そこで大納言は、その自慢の武力猛々しいはずの、自分の家来に姫の求める竜の首の珠を、取りに行かせることにします。
ところが家来たちにしてみれば、これは全くの大納言の私事です。命懸けでどこにいるとも知れない竜を厳しい航海を経て探し出し、どんな罰が当たるとも知れないような神の使い、雨の恵みをもたらす竜を射殺して、その首にある珠を取ってこいと言うのです。別にこの珠を取ったからと言って朝廷からお褒めにあずかるわけでも、官職が与えられるわけでもありません。ただの大納言の自己満足に付き合わされるだけです。
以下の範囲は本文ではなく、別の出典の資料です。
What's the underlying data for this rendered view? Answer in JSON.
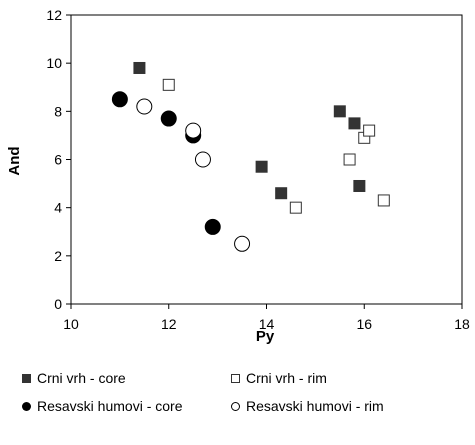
{
  "chart_data": {
    "type": "scatter",
    "title": "",
    "xlabel": "Py",
    "ylabel": "And",
    "xlim": [
      10,
      18
    ],
    "ylim": [
      0,
      12
    ],
    "xticks": [
      "10",
      "12",
      "14",
      "16",
      "18"
    ],
    "yticks": [
      "0",
      "2",
      "4",
      "6",
      "8",
      "10",
      "12"
    ],
    "grid": false,
    "legend_position": "bottom",
    "series": [
      {
        "name": "Crni vrh - core",
        "marker": "square-filled",
        "color": "#333333",
        "points": [
          [
            11.4,
            9.8
          ],
          [
            13.9,
            5.7
          ],
          [
            14.3,
            4.6
          ],
          [
            15.5,
            8.0
          ],
          [
            15.8,
            7.5
          ],
          [
            15.9,
            4.9
          ]
        ]
      },
      {
        "name": "Crni vrh - rim",
        "marker": "square-open",
        "color": "#333333",
        "points": [
          [
            12.0,
            9.1
          ],
          [
            14.6,
            4.0
          ],
          [
            15.7,
            6.0
          ],
          [
            16.0,
            6.9
          ],
          [
            16.1,
            7.2
          ],
          [
            16.4,
            4.3
          ]
        ]
      },
      {
        "name": "Resavski humovi - core",
        "marker": "circle-filled",
        "color": "#000000",
        "points": [
          [
            11.0,
            8.5
          ],
          [
            12.0,
            7.7
          ],
          [
            12.5,
            7.0
          ],
          [
            12.9,
            3.2
          ]
        ]
      },
      {
        "name": "Resavski humovi - rim",
        "marker": "circle-open",
        "color": "#000000",
        "points": [
          [
            11.5,
            8.2
          ],
          [
            12.5,
            7.2
          ],
          [
            12.7,
            6.0
          ],
          [
            13.5,
            2.5
          ]
        ]
      }
    ]
  }
}
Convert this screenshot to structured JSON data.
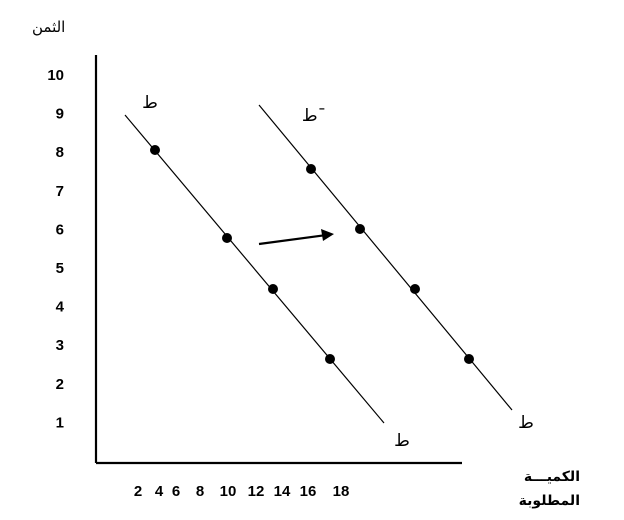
{
  "chart_data": {
    "type": "line",
    "ylabel": "الثمن",
    "xlabel_lines": [
      "الكميـــة",
      "المطلوبة"
    ],
    "x_ticks": [
      2,
      4,
      6,
      8,
      10,
      12,
      14,
      16,
      18
    ],
    "y_ticks": [
      1,
      2,
      3,
      4,
      5,
      6,
      7,
      8,
      9,
      10
    ],
    "series": [
      {
        "name": "ط",
        "end_label": "ط",
        "line": [
          [
            1,
            9
          ],
          [
            11.2,
            0.8
          ]
        ],
        "points": [
          [
            2.6,
            8
          ],
          [
            8.2,
            5.8
          ],
          [
            12,
            4.5
          ],
          [
            16.5,
            2.7
          ]
        ]
      },
      {
        "name": "ط¯",
        "end_label": "ط",
        "line": [
          [
            10.5,
            9.3
          ],
          [
            20.8,
            1
          ]
        ],
        "points": [
          [
            14.9,
            7.6
          ],
          [
            18.5,
            6
          ],
          [
            22.5,
            4.5
          ],
          [
            26.7,
            2.7
          ]
        ]
      }
    ],
    "shift_arrow": {
      "from": [
        9.5,
        5.6
      ],
      "to": [
        14.5,
        6
      ]
    },
    "colors": {
      "line": "#000000",
      "point": "#000000"
    }
  }
}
それどころか場合によっては神の使いに手をかけたと非難を浴びないとも限りません。
ですから家来たちはそんな愚を犯す気はさらさらありませんでした。いくら家来は命懸けで主人に尽くす物と言っても、頼んで良い事と悪い事があると思っているのでしょう。
大納言の方でも、本当は無茶な命令を出したことが分かっています。だからこそ、自分のありったけの手持ちの資金を家来たちに与えました。強気な事を言っていても内心は、
「なあ、これだけの物を与えるんだから、なんとか一つ頼むよ」
と言っている様な物なのでしょう。家来たちはそこを見抜いてしまっています。主人の甘え心に付き合ってなどいられないと、ちゃっかり資金だけは勝手に分け合って、皆好き勝手な所へと姿をくらましてしまいました。
しかも肝心の本人は家来に無理な注文をして、言葉では身を清めて待つと言っておきながら、もうかぐや姫は自分の物になると決めてかかって絢爛豪華な邸を建造し、今いる妻たちまでも、みんな別れてしまいました。
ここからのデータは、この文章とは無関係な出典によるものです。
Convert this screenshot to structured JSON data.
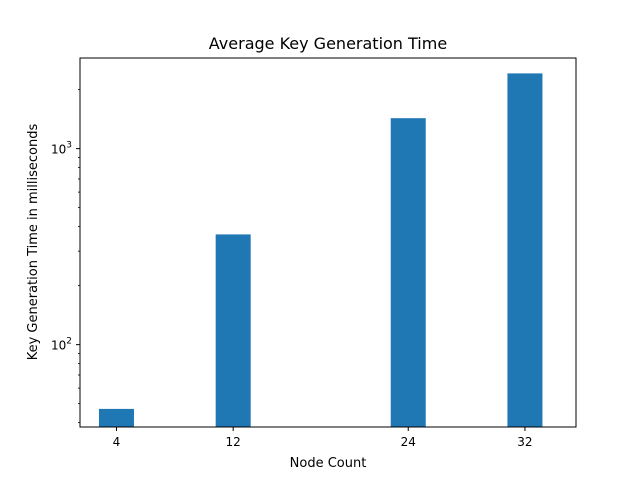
{
  "chart_data": {
    "type": "bar",
    "title": "Average Key Generation Time",
    "xlabel": "Node Count",
    "ylabel": "Key Generation Time in milliseconds",
    "x": [
      4,
      12,
      24,
      32
    ],
    "x_tick_labels": [
      "4",
      "12",
      "24",
      "32"
    ],
    "values": [
      47,
      365,
      1430,
      2420
    ],
    "yscale": "log",
    "ylim": [
      38,
      2900
    ],
    "xlim": [
      1.5,
      35.5
    ],
    "y_major_ticks": [
      {
        "value": 100,
        "base": "10",
        "exp": "2"
      },
      {
        "value": 1000,
        "base": "10",
        "exp": "3"
      }
    ],
    "grid": false,
    "bar_color": "#1f77b4"
  }
}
当時は一夫多妻の時代ですから、妻は何人でも持つことができます。この人も貴族らしく、それなりの数の妻がいたのでしょう。けれど誰にも手に入れられないと言われるかぐや姫を手にさえできれば、もう他の妻など用はないとばかりに、一方的に離婚したようです。こんな所からも当時の女性の立場がどんなものであるのかが、よくわかります。
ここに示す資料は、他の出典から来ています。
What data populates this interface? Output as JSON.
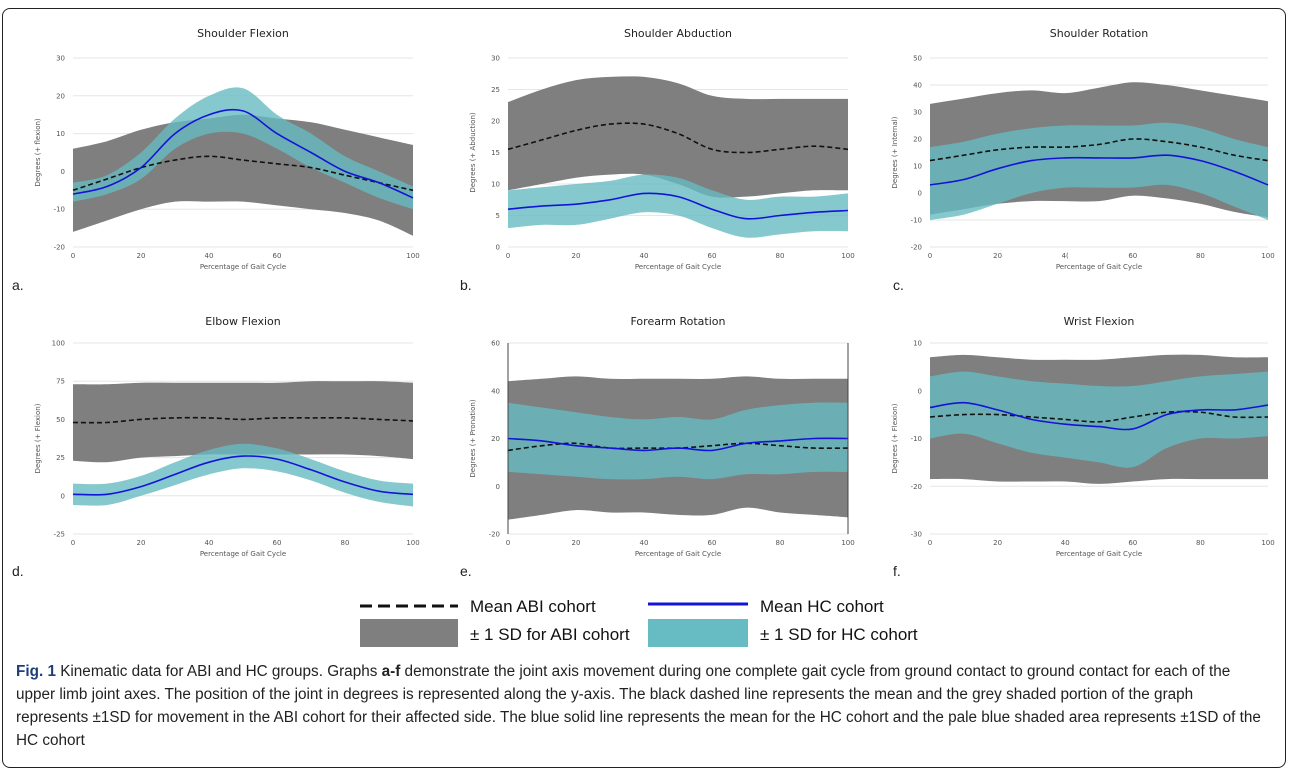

けれど肝心の家来たちからは何の音沙汰もありません。さすがに不安になった大納言は、難波の港で家来が竜を探しに行ったかどうか尋ね回りますが、そんな話は聞こえて来ず、逆に舟人に笑われてしまいました。大納言はすっかりムキになって、とうとう自分自身がその場の勢いだけで、無謀にもたった二人の舎人(末端の兵士)だけ連れて、船出してしまいました。